Oh, yes, that was part of the analysis. Whether you were a black, Latina, or white feminist, the codes of girlhood were central to the analysis. Clothes, manners, all of them: undergirded by assumptions about sexual and intellectual propriety. There wasn’t a sense of destiny, not until feminism came about. Of course there were always people, particularly in the arts, where it was more acceptable for a woman to want to be a dancer, to want to be a writer even. But if you wanted to be a lawyer or a doctor…And women were not given the respect for political movements they had been involved in. The sense of actions you could take on any front, that would have consequences. And then I write about that, so I’m not saying anything new, but it was such an amazing sequence of civil rights, anti-war, Black Power, and then the women’s movement, and then gay rights. Each one in some way demanded that you readjust, realign, expand, take apart certain ways you had lived emotionally, psychologically, and visually—and stylistically!
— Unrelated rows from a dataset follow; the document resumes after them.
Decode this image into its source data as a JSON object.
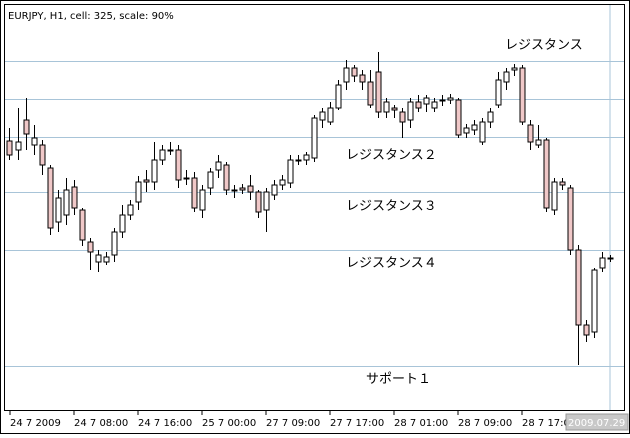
{
  "header": {
    "title": "EURJPY, H1, cell: 325, scale: 90%"
  },
  "watermark": "2009.07.29",
  "colors": {
    "up_candle": "#ffffff",
    "down_candle": "#f0c8c8",
    "candle_outline": "#000000",
    "level_line": "#a8c4d8",
    "frame": "#000000"
  },
  "chart_data": {
    "type": "candlestick",
    "title": "",
    "xlabel": "",
    "ylabel": "",
    "x_tick_labels": [
      "24 7 2009",
      "24 7 08:00",
      "24 7 16:00",
      "25 7 00:00",
      "27 7 09:00",
      "27 7 17:00",
      "28 7 01:00",
      "28 7 09:00",
      "28 7 17:00"
    ],
    "y_levels": [
      {
        "label": "レジスタンス",
        "value": 61
      },
      {
        "label": "",
        "value": 99
      },
      {
        "label": "レジスタンス２",
        "value": 137
      },
      {
        "label": "レジスタンス３",
        "value": 192
      },
      {
        "label": "レジスタンス４",
        "value": 250
      },
      {
        "label": "サポート１",
        "value": 366
      }
    ],
    "grid": false,
    "candles": [
      [
        9,
        141,
        155,
        128,
        160
      ],
      [
        18,
        150,
        142,
        108,
        160
      ],
      [
        26,
        120,
        134,
        98,
        150
      ],
      [
        34,
        145,
        138,
        125,
        155
      ],
      [
        42,
        145,
        165,
        140,
        175
      ],
      [
        50,
        168,
        228,
        165,
        235
      ],
      [
        58,
        222,
        198,
        190,
        232
      ],
      [
        66,
        215,
        190,
        178,
        225
      ],
      [
        74,
        187,
        208,
        180,
        215
      ],
      [
        82,
        210,
        240,
        208,
        246
      ],
      [
        90,
        242,
        252,
        238,
        270
      ],
      [
        98,
        262,
        255,
        250,
        272
      ],
      [
        106,
        262,
        257,
        252,
        265
      ],
      [
        114,
        255,
        232,
        228,
        262
      ],
      [
        122,
        232,
        215,
        205,
        238
      ],
      [
        130,
        215,
        205,
        200,
        220
      ],
      [
        138,
        202,
        182,
        176,
        210
      ],
      [
        146,
        180,
        182,
        170,
        192
      ],
      [
        154,
        182,
        160,
        142,
        190
      ],
      [
        162,
        160,
        150,
        145,
        165
      ],
      [
        170,
        150,
        150,
        142,
        155
      ],
      [
        178,
        150,
        180,
        145,
        188
      ],
      [
        186,
        178,
        178,
        170,
        185
      ],
      [
        194,
        178,
        208,
        172,
        212
      ],
      [
        202,
        210,
        190,
        185,
        218
      ],
      [
        210,
        188,
        172,
        168,
        195
      ],
      [
        218,
        170,
        162,
        155,
        178
      ],
      [
        226,
        165,
        190,
        162,
        195
      ],
      [
        234,
        190,
        190,
        185,
        198
      ],
      [
        242,
        188,
        190,
        184,
        194
      ],
      [
        250,
        186,
        192,
        175,
        200
      ],
      [
        258,
        192,
        212,
        190,
        218
      ],
      [
        266,
        210,
        192,
        188,
        232
      ],
      [
        274,
        195,
        185,
        180,
        200
      ],
      [
        282,
        185,
        180,
        175,
        190
      ],
      [
        290,
        183,
        160,
        155,
        188
      ],
      [
        298,
        160,
        160,
        155,
        165
      ],
      [
        306,
        160,
        155,
        152,
        165
      ],
      [
        314,
        158,
        118,
        115,
        162
      ],
      [
        322,
        120,
        112,
        108,
        128
      ],
      [
        330,
        122,
        108,
        102,
        125
      ],
      [
        338,
        108,
        85,
        80,
        110
      ],
      [
        346,
        82,
        68,
        60,
        90
      ],
      [
        354,
        68,
        76,
        65,
        82
      ],
      [
        362,
        75,
        82,
        70,
        90
      ],
      [
        370,
        82,
        105,
        70,
        108
      ],
      [
        378,
        72,
        112,
        52,
        118
      ],
      [
        386,
        112,
        102,
        98,
        118
      ],
      [
        394,
        108,
        110,
        105,
        118
      ],
      [
        402,
        112,
        122,
        108,
        138
      ],
      [
        410,
        120,
        102,
        98,
        128
      ],
      [
        418,
        102,
        108,
        95,
        112
      ],
      [
        426,
        104,
        98,
        95,
        112
      ],
      [
        434,
        108,
        102,
        98,
        112
      ],
      [
        442,
        100,
        100,
        95,
        106
      ],
      [
        450,
        100,
        98,
        94,
        104
      ],
      [
        458,
        100,
        135,
        98,
        138
      ],
      [
        466,
        133,
        128,
        124,
        138
      ],
      [
        474,
        130,
        125,
        120,
        135
      ],
      [
        482,
        142,
        122,
        118,
        145
      ],
      [
        490,
        122,
        112,
        108,
        128
      ],
      [
        498,
        105,
        80,
        72,
        108
      ],
      [
        506,
        82,
        72,
        68,
        90
      ],
      [
        514,
        70,
        68,
        64,
        76
      ],
      [
        522,
        68,
        122,
        65,
        125
      ],
      [
        530,
        125,
        142,
        120,
        150
      ],
      [
        538,
        145,
        140,
        125,
        148
      ],
      [
        546,
        140,
        208,
        138,
        212
      ],
      [
        554,
        210,
        182,
        178,
        215
      ],
      [
        562,
        182,
        185,
        178,
        190
      ],
      [
        570,
        188,
        250,
        185,
        255
      ],
      [
        578,
        250,
        325,
        245,
        365
      ],
      [
        586,
        325,
        335,
        320,
        342
      ],
      [
        594,
        332,
        270,
        268,
        338
      ],
      [
        602,
        268,
        258,
        252,
        272
      ],
      [
        610,
        258,
        258,
        255,
        262
      ]
    ]
  }
}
At today’s panel, you talked briefly about guilt and the idea of guilt being part of one’s consciousness, and I’m thinking about that along with this line from your book: “What I would have to do later, starting in college and in the years following, to become a person of inner consequence: break that fawning inner self into pieces.” That fawning inner self and how so much of who one is is projected externally—how does that impact your inner self? And how did that change you put yourself through, motivated by guilt, anger, and shame, contribute to that?

They’re all emotions, they all have their real uses. You have to internalize your changes in some other ways, in ways you can feel at peace with because that allows you to be more creative with them. If you’re constantly responding or taking action out of shame and what you’ve done before, that stays in your consciousness, but it has to be transmuted into something else, into something positive, you should forgive that word. But the changed you has to become a you that somehow gives you pleasure. Guilt and shame aren’t pleasurable and they can make you react even cowardly if you don’t take hold of them and use them creatively.